Understanding Druid's Core Architecture

Node Types and Responsibilities

Druid consists of multiple specialized nodes:

  • Coordinator: Handles segment management and balancing
  • Overlord: Manages ingestion tasks and task slots
  • Historical: Serves immutable segments for queries
  • MiddleManager: Executes ingestion tasks (stream or batch)
  • Broker: Routes queries to Historical or real-time nodes
  • Router: Optional reverse proxy and query planner

Segment Granularity and Partitioning

Segment definition (intervals, shard specs) directly impacts performance. Poorly defined segment granularity can cause high query latencies or unnecessary data scanning.

Common Issues in Production Druid Deployments

1. Segment Imbalance

Overloaded Historical nodes while others remain underutilized indicates poor segment assignment. This results in query hotspots and degraded parallelism.

2. High Query Latency

Latency spikes may occur due to:

  • Long-running queries from external BI tools
  • Missing indexes or poor filtering specs
  • Memory GC pauses in Historical or Broker nodes

3. Ingestion Delays or Failures

Stream ingestion may lag due to:

  • Insufficient MiddleManager slots
  • Improper tuning configs (e.g., heap size, task partitions)
  • Kafka topic lag accumulating over time

4. Memory and GC Pressure

Historical or Broker nodes with inadequate heap tuning can suffer from GC thrashing, leading to timeouts and dropped queries.

Diagnostics and Tools

Using the Druid Console

Monitor:

  • Segment distribution under Coordinator → Servers
  • Query latencies under Broker metrics
  • Ingestion task backlog under Overlord

JMX and System Metrics

Enable JMX exporters to collect:

  • JVM heap usage
  • Query count and latency (druid.broker.query.*)
  • Segment scan time and row count (druid.historical.*)

Checking Kafka Lag

Use Kafka consumer group commands:

kafka-consumer-groups.sh --bootstrap-server kafka:9092 --describe --group druid-ingestion

Step-by-Step Fixes

1. Rebalancing Segments

  • Check if Coordinator balancing is enabled:
{"coordinator": {"killDataSourceWhitelist": [], "balancerComputeCost": true}}

Trigger a rebalance manually if needed:

curl -X POST http://COORDINATOR:8081/druid/coordinator/v1/loadqueuepeons/rebalance

2. Reducing Query Latency

  • Use filters early in query specs to reduce scanned rows
  • Enable bitmap indexing on high-cardinality dimensions
  • Adjust druid.broker.cache settings to use caching effectively

3. Resolving Ingestion Bottlenecks

Review tuningConfig parameters:

{
  "type": "kafka",
  "tuningConfig": {
    "maxRowsPerSegment": 5000000,
    "maxPendingPersists": 0,
    "maxRowsInMemory": 100000,
    "maxTotalRows": 20000000
  }
}

Ensure taskCount and replicas are sufficient for Kafka partitions.
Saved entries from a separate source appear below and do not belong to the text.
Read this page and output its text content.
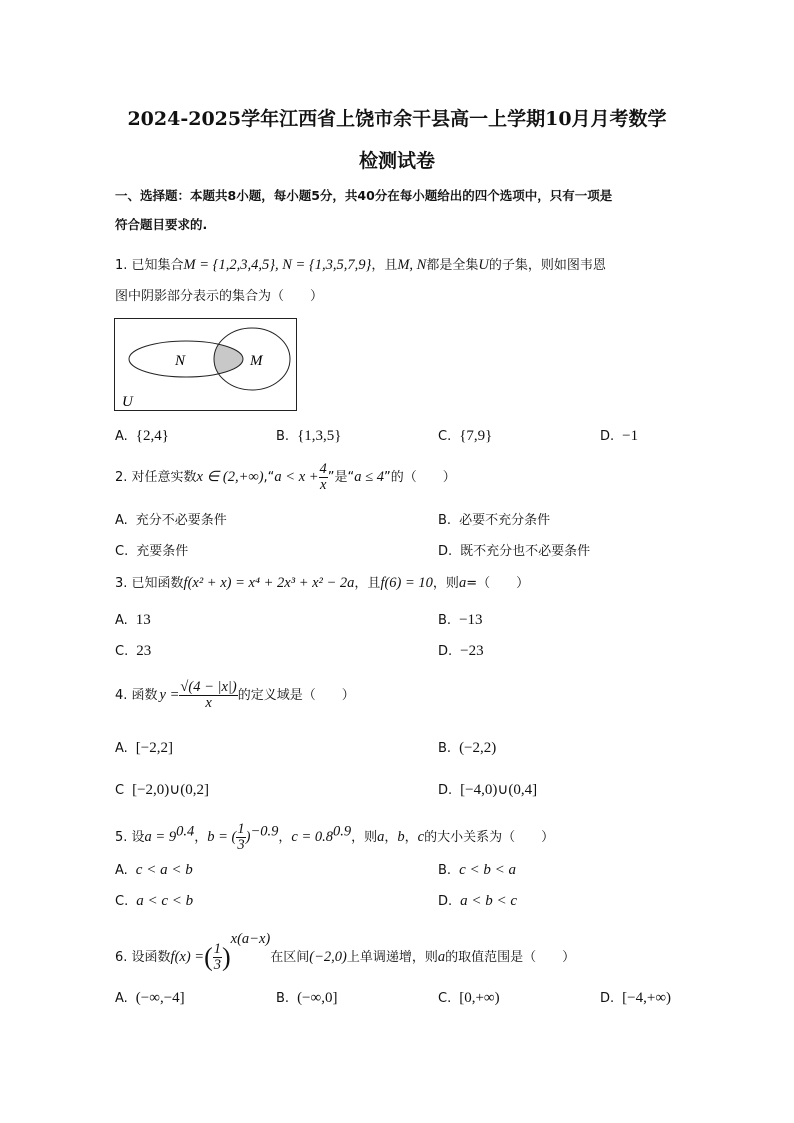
2024-2025学年江西省上饶市余干县高一上学期10月月考数学
检测试卷
一、选择题：本题共8小题，每小题5分，共40分在每小题给出的四个选项中，只有一项是
符合题目要求的.
1. 已知集合M = {1,2,3,4,5}, N = {1,3,5,7,9}，且M, N都是全集U的子集，则如图韦恩
图中阴影部分表示的集合为（　　）
N	M
U
A. {2,4}	B. {1,3,5}	C. {7,9}	D. −1
2. 对任意实数x ∈ (2,+∞),“a < $x + \frac{4}{x}$ ”是“a ≤ 4”的（　　）
A. 充分不必要条件	B. 必要不充分条件
C. 充要条件	D. 既不充分也不必要条件
3. 已知函数f(x² + x) = x⁴ + 2x³ + x² − 2a，且f(6) = 10，则a=（　　）
A. 13	B. −13
C. 23	D. −23
4. 函数 $y = \frac{√(4 - |x|)}{x}$ 的定义域是（　　）
A. [−2,2]	B. (−2,2)
C [−2,0)∪(0,2]	D. [−4,0)∪(0,4]
5. 设$a = 9^{0.4}$，b = ( $\frac{1}{3} )^{-0.9}$，$c = 0.8^{0.9}$，则a，b，c的大小关系为（　　）
A. c < a < b	B. c < b < a
C. a < c < b	D. a < b < c
6. 设函数f(x) =( $\frac{1}{3} )^{x(a-x)}$在区间(−2,0)上单调递增，则a的取值范围是（　　）
A. (−∞,−4]	B. (−∞,0]	C. [0,+∞)	D. [−4,+∞)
4. Optimizing JVM for Historical Nodes

-Xmx16g -Xms16g -XX:+UseG1GC -XX:MaxGCPauseMillis=200

Pin memory-resident segments using druid.segmentCache.numLoadingThreads and druid.processing.buffer.sizeBytes.

Best Practices for Long-Term Stability

  • Align segment granularity with query intervals
  • Use auto-compaction to consolidate small segments
  • Regularly audit segment distribution and disk usage
  • Monitor Kafka ingestion lag and scale partitions appropriately
  • Isolate long-running queries using priority tiers or throttling
  • Enable Broker-level query caching for repeated dashboard use

Conclusion

Operating Druid at scale requires deep visibility into its ingestion pipelines, memory profiles, and query patterns. While Druid provides powerful real-time analytics, its distributed nature means that even subtle misconfigurations can have ripple effects. With robust monitoring, segment-aware planning, and proper JVM tuning, enterprises can ensure consistent performance, minimal query latency, and stable ingestion throughput.

FAQs

1. Why are segments not evenly distributed?

Coordinator balancer may be disabled, or Historical nodes may lack capacity. Trigger rebalance manually or check disk usage constraints.

2. How can I speed up ingestion in Kafka indexing tasks?

Increase taskCount and maxRowsInMemory, and ensure that your Kafka partition count is sufficient for parallelism.

3. What causes random query timeouts?

Likely JVM GC pauses or broker overloading. Tune heap settings and monitor query concurrency under load.

4. Can I compact segments automatically?

Yes, enable auto-compaction under Coordinator settings and define compaction intervals and thresholds.

5. Should I use G1GC or CMS for Druid?

G1GC is generally preferred for better pause time management, but tune according to your heap size and GC logs.